El nuevo partido, encabezado a nivel nacional por Guadalupe Acosta Naranjo, deberá demostrar en las urnas que puede construir una alternativa política más allá de los cuadros provenientes de otros institutos.
El nuevo partido político Somos México se encuentra ante su primera gran prueba electoral, en medio de cuestionamientos sobre su integración, su agenda política y el financiamiento público que recibirá como instituto político.
La organización, encabezada a nivel nacional por Guadalupe Acosta Naranjo, reúne entre sus filas a figuras con trayectoria en partidos como el PAN, PRI y, principalmente, el PRD, situación que ha generado críticas de quienes consideran que se trata de políticos que buscan mantener presencia y privilegios dentro de la vida pública.
Uno de los principales señalamientos gira en torno a las prerrogativas, es decir, los recursos públicos destinados a los partidos políticos para el desarrollo de sus actividades. Sus críticos cuestionan que el nuevo instituto tenga como principal interés acceder a ese financiamiento proveniente de recursos públicos.
También se ha puesto en duda la capacidad de Somos México para consolidarse como una verdadera alternativa de oposición, debido a la falta de una agenda política propia que permita diferenciarlo de otras fuerzas partidistas.
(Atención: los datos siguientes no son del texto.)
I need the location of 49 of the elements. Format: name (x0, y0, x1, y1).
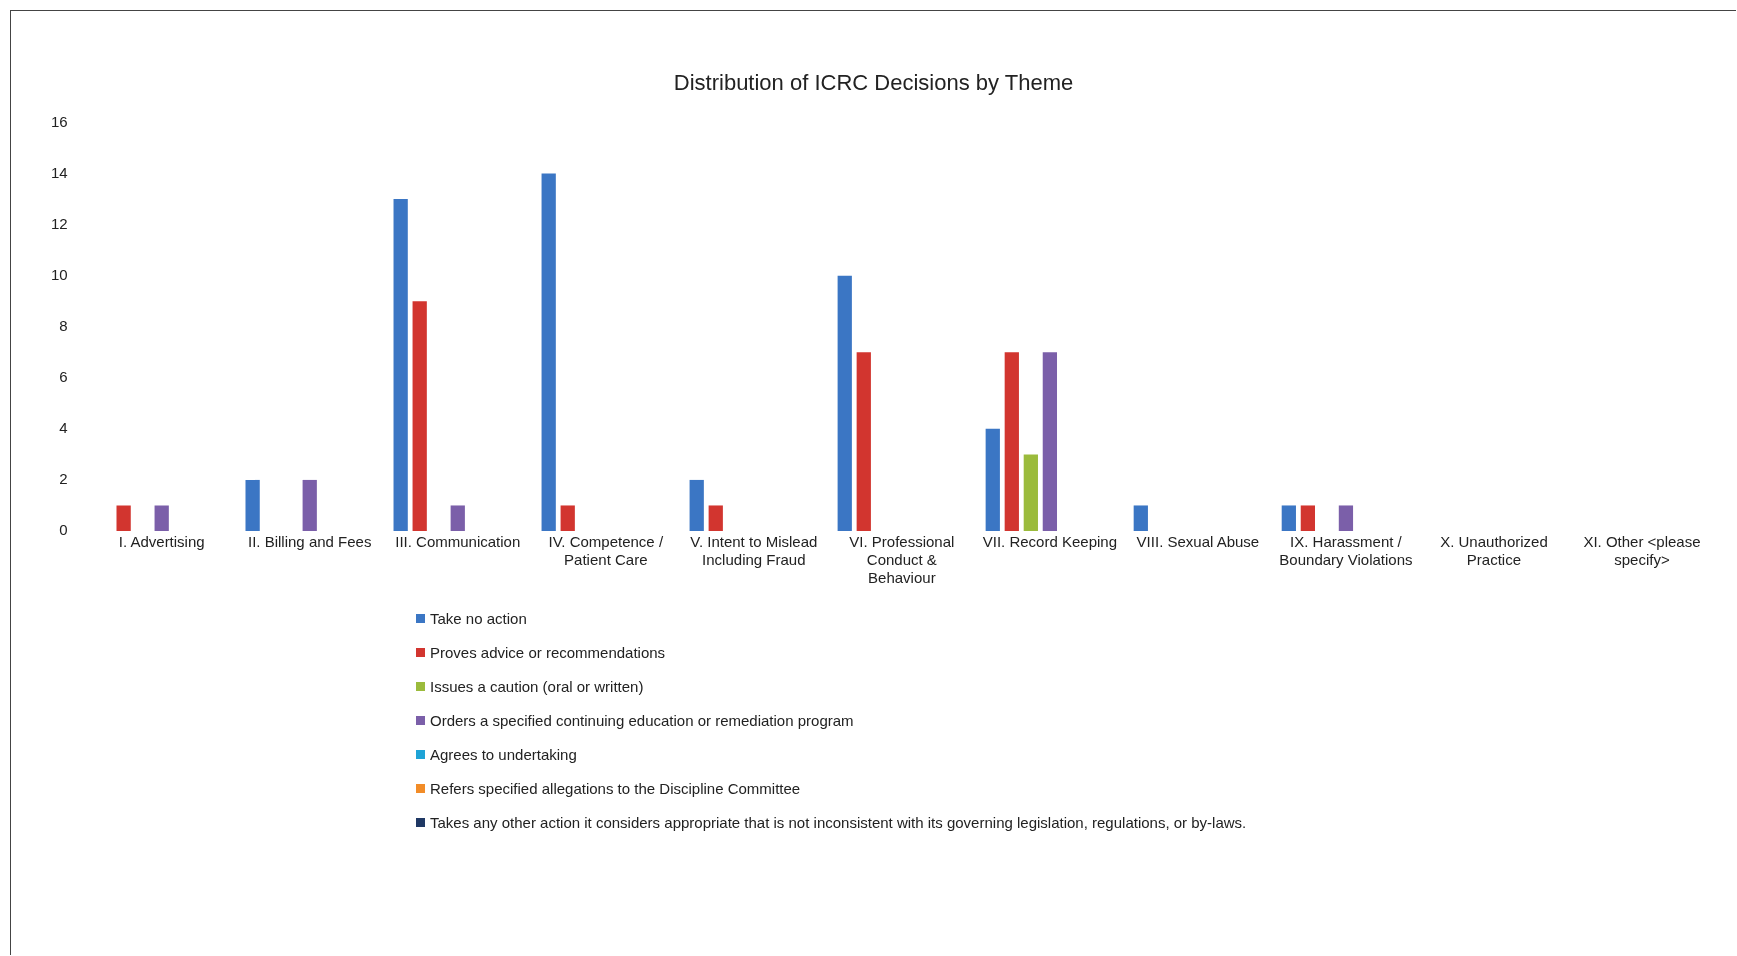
bar (412, 301, 427, 531)
legend-label: Agrees to undertaking (429, 744, 578, 765)
x-tick-label: V. Intent to Mislead Including Fraud (690, 533, 818, 569)
bar (154, 505, 169, 531)
bar (116, 505, 131, 531)
y-tick-label: 6 (59, 367, 68, 385)
bar (245, 479, 260, 531)
y-tick-label: 16 (51, 112, 68, 130)
y-tick-label: 10 (51, 265, 68, 283)
bar (1300, 505, 1315, 531)
x-tick-label: IX. Harassment / Boundary Violations (1279, 533, 1413, 569)
legend-label: Issues a caution (oral or written) (429, 676, 645, 697)
x-tick-label: VIII. Sexual Abuse (1136, 533, 1260, 551)
bar (1004, 352, 1019, 531)
x-tick-label: II. Billing and Fees (248, 533, 372, 551)
y-tick-label: 12 (51, 214, 68, 232)
x-tick-label: VII. Record Keeping (982, 533, 1117, 551)
bar (1042, 352, 1058, 531)
x-tick-label: IV. Competence / Patient Care (548, 533, 664, 569)
bar (450, 505, 465, 531)
x-tick-label: XI. Other <please specify> (1583, 533, 1701, 569)
bar (302, 479, 317, 531)
bar (393, 199, 408, 531)
bar (560, 505, 575, 531)
bar (689, 479, 704, 531)
x-tick-label: VI. Professional Conduct & Behaviour (849, 533, 955, 587)
y-tick-label: 2 (59, 470, 68, 488)
bar (1338, 505, 1354, 531)
legend-label: Takes any other action it considers appropriate that is not inconsistent with its governing legislation, regulations, or by-laws. (429, 812, 1247, 833)
x-tick-label: I. Advertising (118, 533, 205, 551)
x-tick-label: III. Communication (395, 533, 521, 551)
legend-label: Refers specified allegations to the Discipline Committee (429, 778, 802, 799)
y-tick-label: 0 (59, 521, 68, 539)
chart-title: Distribution of ICRC Decisions by Theme (673, 70, 1074, 96)
x-tick-label: X. Unauthorized Practice (1440, 533, 1548, 569)
y-tick-label: 14 (51, 163, 68, 181)
bar (985, 428, 1000, 531)
y-tick-label: 4 (59, 418, 68, 436)
bar (1023, 454, 1038, 531)
bar (1133, 505, 1148, 531)
bar (856, 352, 871, 531)
legend-label: Take no action (429, 608, 528, 629)
legend-label: Proves advice or recommendations (429, 642, 667, 663)
bar (708, 505, 723, 531)
bar (541, 173, 556, 531)
legend-label: Orders a specified continuing education or remediation program (429, 710, 855, 731)
bar (1281, 505, 1296, 531)
bar (837, 275, 852, 531)
y-tick-label: 8 (59, 316, 68, 334)
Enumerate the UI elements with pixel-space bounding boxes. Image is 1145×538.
Los cuestionamientos apuntan a que, más allá de presentar a sus integrantes como ciudadanos, intelectuales o pensadores independientes, buena parte de sus dirigentes cuenta con una larga trayectoria dentro de diferentes partidos políticos.
La verdadera prueba llegará con su primera elección, en la que el nuevo instituto deberá competir sin alianzas con otras fuerzas políticas. Será entonces cuando los ciudadanos determinen en las urnas si existe respaldo suficiente para que la organización se consolide.
El antecedente del PRD también forma parte del debate. El partido que durante décadas tuvo una presencia importante en la política nacional llegó a gobernar 13 entidades, pero finalmente perdió su registro como partido político nacional tras los resultados electorales.
Ahora, Somos México tendrá que demostrar que puede construir una base ciudadana propia y ofrecer propuestas capaces de convencer al electorado.
Más allá de las críticas por su origen y financiamiento, las urnas serán las que determinen si el nuevo partido logra convertirse en una fuerza política con futuro o termina siguiendo el camino de otros institutos que no lograron conservar el respaldo ciudadano.